C'est l'un des faits divers les plus marquants de l'année écoulée qui revient devant la justice. Un an après la mort d'une surveillante, tuée au couteau dans son collège de Nogent, en Haute-Marne, le procès de l'adolescent mis en cause s'ouvre ce mercredi. Il doit se tenir du 15 au 17 juillet devant le tribunal pour enfants de Chaumont.
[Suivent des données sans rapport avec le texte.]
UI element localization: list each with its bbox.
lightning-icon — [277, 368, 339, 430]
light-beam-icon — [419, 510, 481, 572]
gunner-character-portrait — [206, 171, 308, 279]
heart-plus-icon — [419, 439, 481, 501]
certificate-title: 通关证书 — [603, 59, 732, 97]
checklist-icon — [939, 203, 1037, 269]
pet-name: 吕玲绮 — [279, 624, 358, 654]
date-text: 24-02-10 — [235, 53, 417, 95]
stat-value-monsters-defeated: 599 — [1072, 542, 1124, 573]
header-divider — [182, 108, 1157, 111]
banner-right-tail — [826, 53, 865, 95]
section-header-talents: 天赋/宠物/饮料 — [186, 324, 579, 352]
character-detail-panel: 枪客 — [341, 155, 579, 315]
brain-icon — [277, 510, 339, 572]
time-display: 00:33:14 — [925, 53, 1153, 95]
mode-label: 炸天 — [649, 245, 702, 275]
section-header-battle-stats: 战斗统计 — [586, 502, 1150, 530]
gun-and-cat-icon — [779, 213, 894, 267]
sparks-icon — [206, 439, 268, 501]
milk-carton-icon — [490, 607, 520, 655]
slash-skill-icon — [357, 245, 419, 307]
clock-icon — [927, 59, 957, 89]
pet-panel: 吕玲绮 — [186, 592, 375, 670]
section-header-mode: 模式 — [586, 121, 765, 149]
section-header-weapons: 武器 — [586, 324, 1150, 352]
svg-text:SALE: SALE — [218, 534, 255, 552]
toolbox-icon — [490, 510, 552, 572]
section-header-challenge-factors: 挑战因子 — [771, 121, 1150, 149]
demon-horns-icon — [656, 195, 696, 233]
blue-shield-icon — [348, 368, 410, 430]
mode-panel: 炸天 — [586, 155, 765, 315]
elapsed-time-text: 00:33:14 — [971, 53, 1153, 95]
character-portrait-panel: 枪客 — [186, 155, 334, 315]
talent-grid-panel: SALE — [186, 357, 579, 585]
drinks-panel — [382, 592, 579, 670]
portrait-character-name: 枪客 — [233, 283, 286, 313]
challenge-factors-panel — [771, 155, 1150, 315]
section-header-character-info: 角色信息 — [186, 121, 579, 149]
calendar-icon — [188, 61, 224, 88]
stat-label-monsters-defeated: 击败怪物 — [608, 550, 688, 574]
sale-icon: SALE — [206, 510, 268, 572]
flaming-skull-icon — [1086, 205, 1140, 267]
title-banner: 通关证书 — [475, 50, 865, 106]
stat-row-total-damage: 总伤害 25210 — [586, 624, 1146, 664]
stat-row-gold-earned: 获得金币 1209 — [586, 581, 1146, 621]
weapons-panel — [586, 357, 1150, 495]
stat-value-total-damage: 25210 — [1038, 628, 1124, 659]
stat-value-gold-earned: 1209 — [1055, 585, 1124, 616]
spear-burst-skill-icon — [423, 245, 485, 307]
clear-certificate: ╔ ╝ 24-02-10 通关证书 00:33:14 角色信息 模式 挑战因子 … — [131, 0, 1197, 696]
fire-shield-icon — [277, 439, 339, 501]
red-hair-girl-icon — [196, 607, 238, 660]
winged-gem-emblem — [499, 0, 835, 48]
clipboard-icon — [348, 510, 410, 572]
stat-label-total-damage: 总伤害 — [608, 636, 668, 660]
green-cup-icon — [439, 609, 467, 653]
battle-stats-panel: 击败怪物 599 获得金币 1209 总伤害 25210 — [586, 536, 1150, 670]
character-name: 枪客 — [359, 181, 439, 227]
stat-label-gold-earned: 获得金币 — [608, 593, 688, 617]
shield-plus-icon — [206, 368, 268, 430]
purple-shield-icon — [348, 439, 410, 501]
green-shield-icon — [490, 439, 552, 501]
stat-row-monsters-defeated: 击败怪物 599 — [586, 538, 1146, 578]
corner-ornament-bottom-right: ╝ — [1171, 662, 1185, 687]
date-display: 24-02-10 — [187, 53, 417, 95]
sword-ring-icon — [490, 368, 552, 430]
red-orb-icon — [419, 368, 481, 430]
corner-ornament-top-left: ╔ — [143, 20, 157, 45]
Un drame dans l'enceinte scolaire

Les faits remontent au printemps 2025. Un élève, âgé de 14 ans au moment du drame, a mortellement poignardé une surveillante de son établissement. Le meurtre, survenu dans l'enceinte du collège, avait provoqué une onde de choc dans la commune et bien au-delà, ravivant les inquiétudes sur la violence en milieu scolaire.

D'après les éléments rapportés par franceinfo, l'adolescent aurait nourri son projet après avoir été repris par une membre de la vie scolaire. Le profil décrit par l'accusation a d'ailleurs frappé les esprits : celui d'un jeune sans passé judiciaire, présenté comme bien intégré à son collège, ce qui rend le passage à l'acte d'autant plus difficile à saisir.

Un procès à huis clos

Parce que l'accusé était mineur au moment des faits, l'affaire est jugée par une juridiction spécialisée, le tribunal pour enfants, et non par une cour d'assises ordinaire. Les débats se tiennent à huis clos, conformément aux règles qui protègent l'identité et l'avenir des mineurs poursuivis. Ce cadre encadre strictement ce qui peut être rendu public : l'identité de l'adolescent ne peut être divulguée.

Sur trois jours d'audience, la justice va tenter de reconstituer le fil des événements et de comprendre ce qui a pu conduire un collégien à un acte d'une telle gravité. Les débats devront aussi établir les responsabilités et mesurer le discernement du jeune au moment des faits, une question centrale dans le jugement des mineurs.

Une affaire qui interroge

Au-delà du dossier judiciaire, ce procès rouvre des questions de société douloureuses : la violence chez certains adolescents, la sécurité des personnels dans les établissements scolaires, et la difficulté à anticiper de tels drames. La mort d'une surveillante, sur son lieu de travail, avait profondément marqué la communauté éducative.

Le verdict, attendu à l'issue des trois jours d'audience, ne clôturera pas ces interrogations. Pour les proches de la victime comme pour l'ensemble d'un établissement endeuillé, il constituera néanmoins une étape essentielle sur le long chemin du deuil et de la reconstruction.